My Merriam-Webster’s Collegiate defines blasphemy is “irreverence toward something considered sacred or inviolable.” By that definition we are all blasphemers in most foreign lands, or even in our neighbors’ living rooms. I may be a blasphemer in my own mother’s eyes.
Just as beauty is in the eye of the beholder, so blasphemy is in the ear of the eavesdropper.
Of all the idiotic laws devised by our species, those on blasphemy are the most flagrantly boneheaded. They’re little more than an intellectual form of Prohibition, and are radically antithetical to what philosopher A.C. Grayling labeled “the fundamental civil liberty,” free speech.
What kind of all-powerful Deity needs secular law enforcement to protect it from the concerted jests of a handful of comedians, biologists and assorted demonic riffraff? In fact, the more you scrutinize the concept of blasphemy the faster you reach the conclusion that it simply does not exist — like God, I’m tempted to say.
In a brilliant article in the Italian free-thought magazine L’Ateo, Viviana Viviani attacked the inconsistency of existing legislation. “The Mother of the Christian God,” namely the Virgin Mary, she wrote, “can be publicly blasphemed in Italy with no penalty.” Mary is not technically a divinity, whatever that means.
The deft can alter a consonant and dupe the Divinity. Laws don’t protect uncles (“Zio Porco“), animals (“Zio Cane“) or people named Diaz (“Porco Diaz“). The Divinity must be a dimwit if he can’t figure that out.
As a counterpoint, a website called “Atheist Ireland” has compiled a list of 25 blasphemous quotes attributed to the likes of Jesus, Muhammad and Pope Benedict XVI. All of us, in fact, are both blasphemers and atheists when it comes to the gods and religious sensibilities of others. Protecting all concepts of the divine from offense would mean creating Stalinist network without borders to check the world’s every utterance.

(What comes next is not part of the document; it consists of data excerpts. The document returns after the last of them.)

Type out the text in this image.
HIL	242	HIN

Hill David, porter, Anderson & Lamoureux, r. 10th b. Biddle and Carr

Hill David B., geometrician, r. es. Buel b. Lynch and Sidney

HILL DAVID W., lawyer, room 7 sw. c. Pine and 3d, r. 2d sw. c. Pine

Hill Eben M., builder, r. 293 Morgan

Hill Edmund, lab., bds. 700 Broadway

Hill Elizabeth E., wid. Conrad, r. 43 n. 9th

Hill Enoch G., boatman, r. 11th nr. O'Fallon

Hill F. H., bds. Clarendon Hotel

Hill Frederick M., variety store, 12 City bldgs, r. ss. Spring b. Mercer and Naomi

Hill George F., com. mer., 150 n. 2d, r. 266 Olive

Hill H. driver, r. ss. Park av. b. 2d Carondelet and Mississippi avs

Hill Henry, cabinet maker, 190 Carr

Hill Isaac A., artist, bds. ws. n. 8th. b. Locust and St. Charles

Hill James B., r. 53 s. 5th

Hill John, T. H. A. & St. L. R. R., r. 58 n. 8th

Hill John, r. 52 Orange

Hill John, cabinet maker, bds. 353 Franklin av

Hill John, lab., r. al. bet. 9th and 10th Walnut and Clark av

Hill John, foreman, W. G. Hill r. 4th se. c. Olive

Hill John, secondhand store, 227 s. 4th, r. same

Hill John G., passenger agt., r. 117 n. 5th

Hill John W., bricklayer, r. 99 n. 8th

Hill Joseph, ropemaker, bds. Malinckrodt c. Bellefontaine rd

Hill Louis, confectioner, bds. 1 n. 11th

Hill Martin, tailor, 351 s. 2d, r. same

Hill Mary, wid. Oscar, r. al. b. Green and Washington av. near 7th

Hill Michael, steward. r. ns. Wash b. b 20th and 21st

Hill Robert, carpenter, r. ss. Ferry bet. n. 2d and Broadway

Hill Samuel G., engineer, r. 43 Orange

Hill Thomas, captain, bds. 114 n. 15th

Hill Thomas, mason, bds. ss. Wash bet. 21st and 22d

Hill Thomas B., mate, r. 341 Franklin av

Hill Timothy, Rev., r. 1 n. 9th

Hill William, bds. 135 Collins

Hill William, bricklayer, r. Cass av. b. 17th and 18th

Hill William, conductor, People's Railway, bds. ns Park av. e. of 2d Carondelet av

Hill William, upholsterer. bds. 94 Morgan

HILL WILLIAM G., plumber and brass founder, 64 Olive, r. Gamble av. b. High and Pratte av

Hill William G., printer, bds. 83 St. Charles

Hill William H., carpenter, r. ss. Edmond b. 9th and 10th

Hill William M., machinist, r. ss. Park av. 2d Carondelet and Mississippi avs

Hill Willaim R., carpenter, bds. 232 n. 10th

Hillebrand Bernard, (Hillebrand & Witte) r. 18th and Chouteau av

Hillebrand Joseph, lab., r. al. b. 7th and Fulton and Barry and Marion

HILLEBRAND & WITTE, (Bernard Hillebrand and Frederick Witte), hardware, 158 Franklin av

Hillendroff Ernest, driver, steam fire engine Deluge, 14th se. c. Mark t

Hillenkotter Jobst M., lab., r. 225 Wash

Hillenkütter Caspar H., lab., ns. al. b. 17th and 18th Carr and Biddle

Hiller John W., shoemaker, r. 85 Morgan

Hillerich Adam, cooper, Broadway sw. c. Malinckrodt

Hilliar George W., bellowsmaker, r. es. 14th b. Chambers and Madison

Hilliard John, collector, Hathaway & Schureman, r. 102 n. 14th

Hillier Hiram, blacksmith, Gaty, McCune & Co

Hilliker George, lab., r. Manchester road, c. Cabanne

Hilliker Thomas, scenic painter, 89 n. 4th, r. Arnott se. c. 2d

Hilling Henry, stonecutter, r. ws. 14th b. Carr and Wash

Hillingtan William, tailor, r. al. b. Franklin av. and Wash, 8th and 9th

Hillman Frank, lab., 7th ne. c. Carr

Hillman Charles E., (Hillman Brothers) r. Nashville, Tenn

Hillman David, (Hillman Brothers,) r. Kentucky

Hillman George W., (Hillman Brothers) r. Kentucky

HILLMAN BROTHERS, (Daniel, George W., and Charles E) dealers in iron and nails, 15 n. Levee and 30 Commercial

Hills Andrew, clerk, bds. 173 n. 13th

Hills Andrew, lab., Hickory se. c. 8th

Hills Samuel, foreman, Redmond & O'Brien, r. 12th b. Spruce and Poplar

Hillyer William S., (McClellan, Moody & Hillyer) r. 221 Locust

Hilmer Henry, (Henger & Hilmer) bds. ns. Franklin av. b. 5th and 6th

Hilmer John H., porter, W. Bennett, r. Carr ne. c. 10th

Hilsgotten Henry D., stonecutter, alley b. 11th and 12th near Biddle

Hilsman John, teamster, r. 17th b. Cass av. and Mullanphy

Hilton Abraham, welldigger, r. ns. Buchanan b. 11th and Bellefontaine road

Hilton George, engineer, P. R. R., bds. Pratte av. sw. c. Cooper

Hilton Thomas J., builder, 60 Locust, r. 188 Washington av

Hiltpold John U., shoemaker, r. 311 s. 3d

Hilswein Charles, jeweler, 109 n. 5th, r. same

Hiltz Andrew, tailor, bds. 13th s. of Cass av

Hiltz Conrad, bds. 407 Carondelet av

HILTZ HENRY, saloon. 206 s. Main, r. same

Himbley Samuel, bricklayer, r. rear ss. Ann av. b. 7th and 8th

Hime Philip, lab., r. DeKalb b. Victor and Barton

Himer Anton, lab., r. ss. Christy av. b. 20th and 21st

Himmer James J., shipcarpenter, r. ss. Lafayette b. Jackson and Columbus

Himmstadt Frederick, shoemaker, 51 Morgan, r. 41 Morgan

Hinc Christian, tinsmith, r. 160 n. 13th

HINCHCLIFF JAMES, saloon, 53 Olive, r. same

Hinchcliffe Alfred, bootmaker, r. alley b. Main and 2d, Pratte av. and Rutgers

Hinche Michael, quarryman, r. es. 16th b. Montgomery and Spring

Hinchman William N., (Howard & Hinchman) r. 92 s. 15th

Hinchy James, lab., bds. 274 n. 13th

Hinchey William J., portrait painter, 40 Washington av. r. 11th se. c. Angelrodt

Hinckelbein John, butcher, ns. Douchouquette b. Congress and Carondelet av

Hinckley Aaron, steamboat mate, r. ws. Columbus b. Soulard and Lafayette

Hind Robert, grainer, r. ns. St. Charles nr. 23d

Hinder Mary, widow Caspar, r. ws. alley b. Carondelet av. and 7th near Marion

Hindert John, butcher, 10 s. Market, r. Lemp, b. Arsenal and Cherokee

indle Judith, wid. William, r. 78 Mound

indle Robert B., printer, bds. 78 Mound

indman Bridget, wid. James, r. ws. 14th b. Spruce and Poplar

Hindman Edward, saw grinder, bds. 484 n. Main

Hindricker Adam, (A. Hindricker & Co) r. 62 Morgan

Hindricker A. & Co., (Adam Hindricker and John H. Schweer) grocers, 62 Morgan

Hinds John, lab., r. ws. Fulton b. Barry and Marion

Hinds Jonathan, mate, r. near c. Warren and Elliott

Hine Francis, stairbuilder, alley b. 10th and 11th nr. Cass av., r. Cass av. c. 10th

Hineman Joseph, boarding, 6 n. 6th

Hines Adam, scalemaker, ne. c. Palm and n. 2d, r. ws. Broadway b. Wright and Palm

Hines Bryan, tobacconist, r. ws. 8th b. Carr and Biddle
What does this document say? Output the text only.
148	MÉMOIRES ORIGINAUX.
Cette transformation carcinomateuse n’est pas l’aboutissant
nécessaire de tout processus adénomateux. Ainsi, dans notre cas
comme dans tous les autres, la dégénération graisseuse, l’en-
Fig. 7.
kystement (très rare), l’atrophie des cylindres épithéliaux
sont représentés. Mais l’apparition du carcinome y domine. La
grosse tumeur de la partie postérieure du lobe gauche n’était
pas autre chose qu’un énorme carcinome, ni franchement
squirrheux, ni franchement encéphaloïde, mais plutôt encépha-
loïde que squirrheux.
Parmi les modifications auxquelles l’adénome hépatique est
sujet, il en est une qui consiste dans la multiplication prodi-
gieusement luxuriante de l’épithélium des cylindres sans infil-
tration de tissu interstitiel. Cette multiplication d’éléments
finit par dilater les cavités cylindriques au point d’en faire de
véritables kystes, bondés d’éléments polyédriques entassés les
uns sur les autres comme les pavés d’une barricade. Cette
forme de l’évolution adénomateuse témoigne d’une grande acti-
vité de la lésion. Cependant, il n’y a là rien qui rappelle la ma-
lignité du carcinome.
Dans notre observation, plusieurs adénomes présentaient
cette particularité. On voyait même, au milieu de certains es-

If anything needs legal protection, it’s not God but freedom of speech.
The attempt to limit expression in the service of protecting the public’s religious sensibilities is a kind of sadism. In a flourishing democracy there’s no protection from opinions you don’t like. You deal with them or find somewhere more congenial to live, preferably a cave. Religion is also a personal choice — unlike ethnicity, handicap or gender. It has more in common with political affiliation or sports fandom than biological happenstance.
In Italy, all-encompassing blasphemy laws are worded to protect even minority religious opinion. Porous terms such as “the Divinity” blaspheme the One God as much as any village atheist ridiculing the faithful in the public square.
Bible readers know that the mere recognition of the plethora of ancient godlings enraged a jealous Yahweh. But Yahweh himself blasphemed to no end against the existence of Ba’al and other false gods.
Much of the Hebrew Bible, or Old Testament, revolves around this basic tension. The result produced the kind of theocracy we see mirrored in today’s Iran, where blasphemy is a crime on par with murder and Holocaust denial is deemed the quintessence of free inquiry.
The surest way to defeat bad ideas is with better ones.
You say God exists and is omniscient. I say that is a comforting illusion.
You say Jesus was born of a virgin and rose from the dead. I say those are fairy tales.
You say Allah punishes the unbelievers. I say give him my address and phone number.
But neither of us gets a last word on the subject, one that is then enacted into law to silence the opposition. The word for that is hubris.